Le miel est choisi par Hugues pour une raison : il adoucit systématiquement les fromages salés. Le maroilles pourrait aussi être dégusté avec un miel. Quant au comté affiné à 24 mois, il peut également régaler les papilles des gourmands avec du miel truffé.

Ce miel de romarin provient de la Maison Hédène, née en 2013. Hédène travaille uniquement avec des miels français qui ont une traçabilité, et qui sont monofloraux : les abeilles n’ont butiné qu’une seule fleur, et le miel a été collecté avant que la ruche ne se rende sur d’autres fleurs.
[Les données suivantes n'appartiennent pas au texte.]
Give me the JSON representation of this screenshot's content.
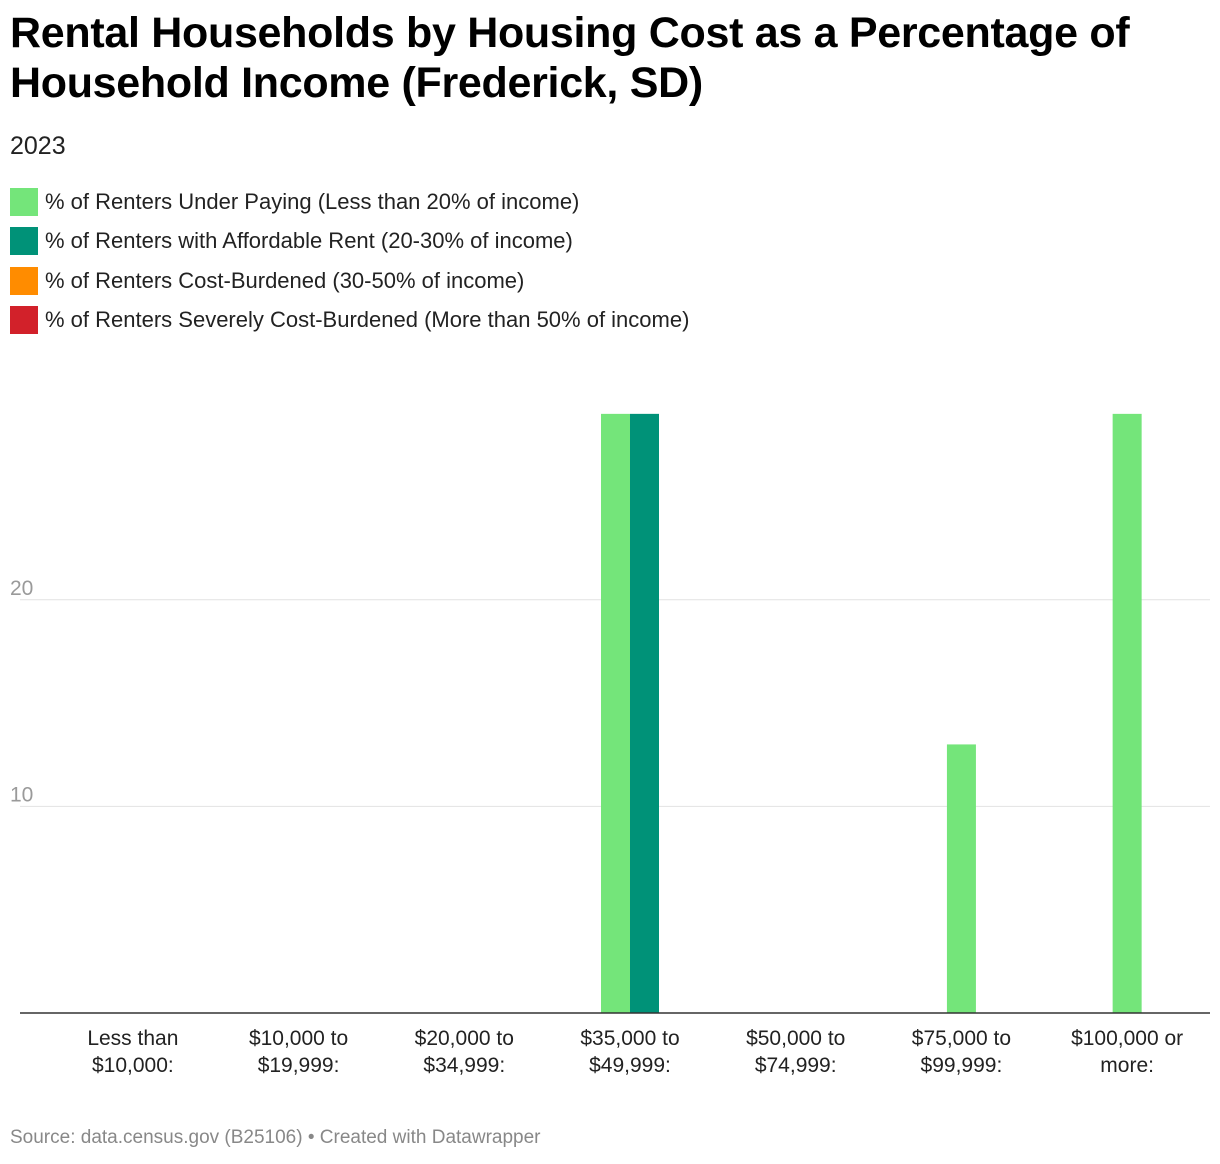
{
  "title": "Rental Households by Housing Cost as a Percentage of Household Income (Frederick, SD)",
  "subtitle": "2023",
  "footer": {
    "source": "Source: data.census.gov (B25106) • Created with Datawrapper"
  },
  "chart_data": {
    "type": "bar",
    "title": "Rental Households by Housing Cost as a Percentage of Household Income (Frederick, SD)",
    "subtitle": "2023",
    "xlabel": "",
    "ylabel": "",
    "ylim": [
      0,
      29
    ],
    "yticks": [
      10,
      20
    ],
    "grid": true,
    "legend_position": "top-left",
    "categories": [
      [
        "Less than",
        "$10,000:"
      ],
      [
        "$10,000 to",
        "$19,999:"
      ],
      [
        "$20,000 to",
        "$34,999:"
      ],
      [
        "$35,000 to",
        "$49,999:"
      ],
      [
        "$50,000 to",
        "$74,999:"
      ],
      [
        "$75,000 to",
        "$99,999:"
      ],
      [
        "$100,000 or",
        "more:"
      ]
    ],
    "series": [
      {
        "name": "% of Renters Under Paying (Less than 20% of income)",
        "color": "#74e57a",
        "values": [
          0,
          0,
          0,
          29,
          0,
          13,
          29
        ]
      },
      {
        "name": "% of Renters with Affordable Rent (20-30% of income)",
        "color": "#009278",
        "values": [
          0,
          0,
          0,
          29,
          0,
          0,
          0
        ]
      },
      {
        "name": "% of Renters Cost-Burdened (30-50% of income)",
        "color": "#ff8c00",
        "values": [
          0,
          0,
          0,
          0,
          0,
          0,
          0
        ]
      },
      {
        "name": "% of Renters Severely Cost-Burdened (More than 50% of income)",
        "color": "#d2212a",
        "values": [
          0,
          0,
          0,
          0,
          0,
          0,
          0
        ]
      }
    ]
  }
}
Maison Hédène récolte une quinzaine de miels d’appellations certifiées, et qui ne sont pas pasteurisés. Pour ce miel de romarin marié au comté 24 mois, il s’agit d’une production monoflorale du Languedoc. Pris sur les fleurs et non sur les branches de romarin, il est doux, faisant ressortir des notes végétales.

Avec ses produits gourmets, Maison Hédène souhaite que le miel ne soit pas réduit aux tartines des petits-déjeuners. Elle propose donc un nouvel art de déguster le miel grâce à des associations gustatives pointues.

Gouda de garde et chocolat

Le gouda de garde est ancien. Hugues propose aux clients de croquer un carré de chocolat noir 73% originaire du Vénézuéla. Le gouda affiné entre 32 et 48 mois laisse poindre un goût de torréfaction lorsqu’on le met en bouche. Il pourrait donc tout à fait de déguster avec un café. Mais dans cet atelier, il faut prendre un petit morceau de chocolat - moins d’un carré - et mâcher le gouda avec le chocolat fondu en bouche. La fraîcheur racée du cacao équilibre le fromage hollandais. 

La tablette est une production de Patrick Chapon, torréfacteur en Ile-de-France et implanté jusqu’au Japon. Depuis 1985, ce passionné recherche des chocolats dans le monde entier.

Pour en savoir plus sur les accompagnements du fromage…

Au cours des différentes étapes de dégustation de cet atelier, Hugues a rappelé aux gourmets présents que le fromage se déguste avec sa croûte et ses éventuels champignons, cela participant de son identité gustative.

Si l’on choisit de servir le fromage avec du vin, la cohérence régionale doit être de mise pour préserver une unité de terroir. Un camembert se déguste donc avec du cidre, non du bordeaux, tandis qu’un chavignol AOP, champignonneux, se laisse manger avec un vin de Sancerre.

Si vous voulez surprendre et ne plus ouvrir une bouteille au moment du plateau de fromages, vous pouvez oser un café léger, pas trop serré. N’hésitez pas non plus à infuser un thé noir avec de la tomme de Savoie, un saint-nectaire, ou un cantal entre-deux à la croûte fine.